One of the UK's last remaining forklift truck production plants has fought off other European factories to win a key contract. The Craigavon, Northern Ireland, factory (pictured) of global forklift truck maker Nacco Materials Handling – the organisation that builds both Yale and Hyster branded equipment for the UK and European markets – will build a new product to be introduced during 2011.
Combining people power with world-class manufacturing techniques is proving to be a winning formula for the UK site. Plant manager Alan Little says: "Our success here is based on our ability to integrate physical and people assets to achieve operational excellence."
While the group's overriding philosophy is to manufacture in local markets, some products are awarded to plants which can offer the most cost-effective production. "It's healthy competition and we all learn from each other," says Little. Nacco's other European factories are located in the Netherlands and Italy, with sites further afield including the US, China, Mexico and Brazil. Craigavon has won and lost business to other group facilities, but Little confirms his site has won the contract for a new product to be built during 2011.
The Craigavon site was built in 1981 and for many years produced only internal combustion engine trucks. When production ceased last year at Nacco's Irvine, Scotland, facility, Craigavon took over electric truck production for the EMEA markets and its portfolio now ranges from 1.6 tonne to 5.5 tonne IC engine trucks, plus 1.5 tonne to 3.5 tonne electric models.
The site employs 500, with two shifts for manufacturing and one shift for assembly. Operations reduced to a four-day week last year, to cope with the extreme downturn in the truck market, but have since returned to five days. The entire workforce also took a temporary pay cut and Little says he is "enormously proud" of how people reacted during difficult times.

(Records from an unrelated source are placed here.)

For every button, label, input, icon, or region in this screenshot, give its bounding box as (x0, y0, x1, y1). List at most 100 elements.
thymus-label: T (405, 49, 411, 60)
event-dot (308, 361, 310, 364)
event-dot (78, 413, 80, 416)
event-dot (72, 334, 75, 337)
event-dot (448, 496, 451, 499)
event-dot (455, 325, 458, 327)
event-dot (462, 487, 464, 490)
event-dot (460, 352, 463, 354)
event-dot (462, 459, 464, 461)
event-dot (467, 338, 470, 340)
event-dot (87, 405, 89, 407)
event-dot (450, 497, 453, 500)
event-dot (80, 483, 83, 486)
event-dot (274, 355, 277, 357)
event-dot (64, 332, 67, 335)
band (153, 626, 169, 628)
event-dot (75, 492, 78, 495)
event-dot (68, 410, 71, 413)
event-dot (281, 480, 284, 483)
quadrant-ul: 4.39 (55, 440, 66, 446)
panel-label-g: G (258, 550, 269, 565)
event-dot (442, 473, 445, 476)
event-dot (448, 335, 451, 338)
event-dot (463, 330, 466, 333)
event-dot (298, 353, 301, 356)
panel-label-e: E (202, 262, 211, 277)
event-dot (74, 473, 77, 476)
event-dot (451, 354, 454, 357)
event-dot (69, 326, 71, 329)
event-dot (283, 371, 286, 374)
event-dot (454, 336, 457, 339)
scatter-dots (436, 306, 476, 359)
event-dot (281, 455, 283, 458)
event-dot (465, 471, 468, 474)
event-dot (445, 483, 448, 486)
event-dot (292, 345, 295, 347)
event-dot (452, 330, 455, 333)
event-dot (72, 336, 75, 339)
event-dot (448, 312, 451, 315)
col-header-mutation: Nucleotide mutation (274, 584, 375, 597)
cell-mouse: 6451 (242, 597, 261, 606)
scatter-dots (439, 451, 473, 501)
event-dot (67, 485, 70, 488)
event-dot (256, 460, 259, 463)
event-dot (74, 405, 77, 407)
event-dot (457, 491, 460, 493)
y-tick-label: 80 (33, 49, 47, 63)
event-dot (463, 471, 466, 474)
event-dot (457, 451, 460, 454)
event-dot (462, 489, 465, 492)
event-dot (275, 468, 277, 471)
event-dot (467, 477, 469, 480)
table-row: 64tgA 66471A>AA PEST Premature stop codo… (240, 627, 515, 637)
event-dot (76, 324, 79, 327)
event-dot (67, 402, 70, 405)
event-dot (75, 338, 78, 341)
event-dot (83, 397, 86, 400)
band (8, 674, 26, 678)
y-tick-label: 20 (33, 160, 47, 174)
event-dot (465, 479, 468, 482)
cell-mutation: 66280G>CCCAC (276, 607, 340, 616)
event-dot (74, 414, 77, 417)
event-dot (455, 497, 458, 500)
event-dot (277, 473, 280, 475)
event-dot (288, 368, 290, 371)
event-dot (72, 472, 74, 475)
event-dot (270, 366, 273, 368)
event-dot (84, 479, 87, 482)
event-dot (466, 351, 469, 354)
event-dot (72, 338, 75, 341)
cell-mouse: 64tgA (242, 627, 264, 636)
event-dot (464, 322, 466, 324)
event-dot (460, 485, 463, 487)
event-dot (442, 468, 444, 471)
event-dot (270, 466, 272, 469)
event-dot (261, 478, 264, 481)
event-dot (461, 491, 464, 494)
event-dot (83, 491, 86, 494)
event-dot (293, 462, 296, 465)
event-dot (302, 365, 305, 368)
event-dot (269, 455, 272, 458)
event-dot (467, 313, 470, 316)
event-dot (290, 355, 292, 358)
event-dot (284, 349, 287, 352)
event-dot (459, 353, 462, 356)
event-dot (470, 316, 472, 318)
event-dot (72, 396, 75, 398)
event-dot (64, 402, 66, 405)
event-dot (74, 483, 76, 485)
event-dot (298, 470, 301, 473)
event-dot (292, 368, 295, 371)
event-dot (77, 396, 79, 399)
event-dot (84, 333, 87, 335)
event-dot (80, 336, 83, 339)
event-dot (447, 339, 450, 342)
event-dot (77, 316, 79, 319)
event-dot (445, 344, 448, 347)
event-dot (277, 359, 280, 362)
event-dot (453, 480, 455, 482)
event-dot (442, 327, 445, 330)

Success stems, he says, from self-managed work teams – "the more we can delegate authority to the shopfloor, the more successful we are" – and there is a strong training culture. Typically, 60% of employees are engaged in development programmes at any given time. Financial support from the business varies: at Level 1, the company gives full financial backing, while at Level 4, the training is funded but the learning takes place out of working hours.
When the site first opened, it took 10 days to build one truck – this now takes just four days. The factory employs demand flow technology sequenced production, a technique attributed to the US-based John Costanza Institute. Craigavon was originally designed to build 25 trucks per day, and that capacity has quadrupled. "By the end of this year, we will have produced 350,000 trucks here," Little confirms.